Tahrimi did not leave her sister’s side; stayed kneeling on the ground in a daze of dread and utter loss as she held that lifeless corpse, the remains of the person who, until that point, had been the only reason for Tahrimi to live. The abyss of pain that had yawned in her from the very first day of the Empire’s attack on her home expanded to such magnitude in that second that Lechra died that it stopped being an abyss of anything—Tahrimi’s entire being was a negation: she felt nothing, she was nothing. It seemed as though she too had lost her soul, like she was merely a mechanical body devoid of life yet still living. That vibrating energy that had come with the fear and the rage in the moments before and after Lechra’s death had since abated, leaving Tahrimi hollow, powerless, fragile. The only thought, the only semblance of anything tangible that remained to her, was one single line that echoed through that empty cavern that had once been her soul: this is all my fault .
She was vaguely aware of being lifted away from her sister, at some point, pulled up by harsh hands and dragged off somewhere by a Sith; she was only aware because Lechra’s body drifted farther and farther away until it disappeared into the fold of the horizon, abandoned on the ground where she had been slain. Tahrimi would never see her again. And the last thing she would remember was Lechra reaching in vain for her hand.

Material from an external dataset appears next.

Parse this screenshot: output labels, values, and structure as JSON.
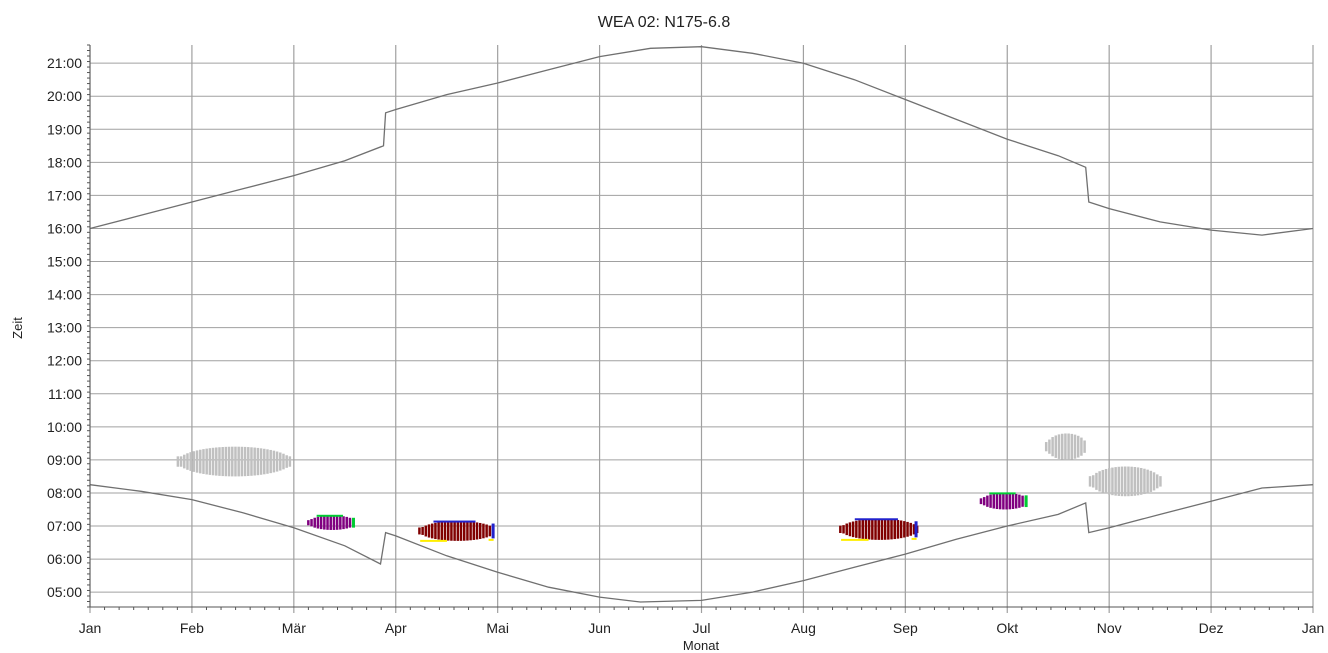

Minutes, hours, days could have passed and Tahrimi wouldn’t have known it. She didn’t eat. She didn’t move. She knew she was inside, but she didn’t know where and didn’t care. All she knew was that Lechra was gone and nothing else mattered. Whatever Force sensitivity the Sith claimed she possessed was useless; she could not find Lechra, no matter how hard she tried; all that existed was a great void where a warm heart should have been beating. This is all my fault. If only I had paid more attention in the field; if only I had cared for her better; if only I had been strong enough to defend her… If only I had been strong enough …
“She’s as good as dead, milord.”
A strange voice penetrated her thoughts. She knew the speaker was referring to her, but who he was or why she did not know. Did not care. Nothing mattered. Nothing at all.
Tahrimi was aware that she had been moved again at some point, only vaguely registered that she had been put on a starship--and that was because she felt the kind of nauseated that she’d only ever felt the one other time she’d travelled through space: when she was taken from her home planet as a slave to the Imperials. She spent all of her time in her quarters. If she wasn’t asleep, she may as well have been. Emptiness consumed her every waking moment. In fact, she felt more alive and awake in her dreams than when she was actually awake. In her dreams, Lechra lived; her parents lived. They walked together, through lush fields that Tahrimi had never known but which felt as familiar and comfortable as home nonetheless. Sometimes she would not wake right away and they would walk for hours together until they suddenly reached their home on the Zabrak homeworld, and they would all sit together doing nothing but completely content. It was the only happiness—the only emotion at all—that Tahrimi knew for nearly a week.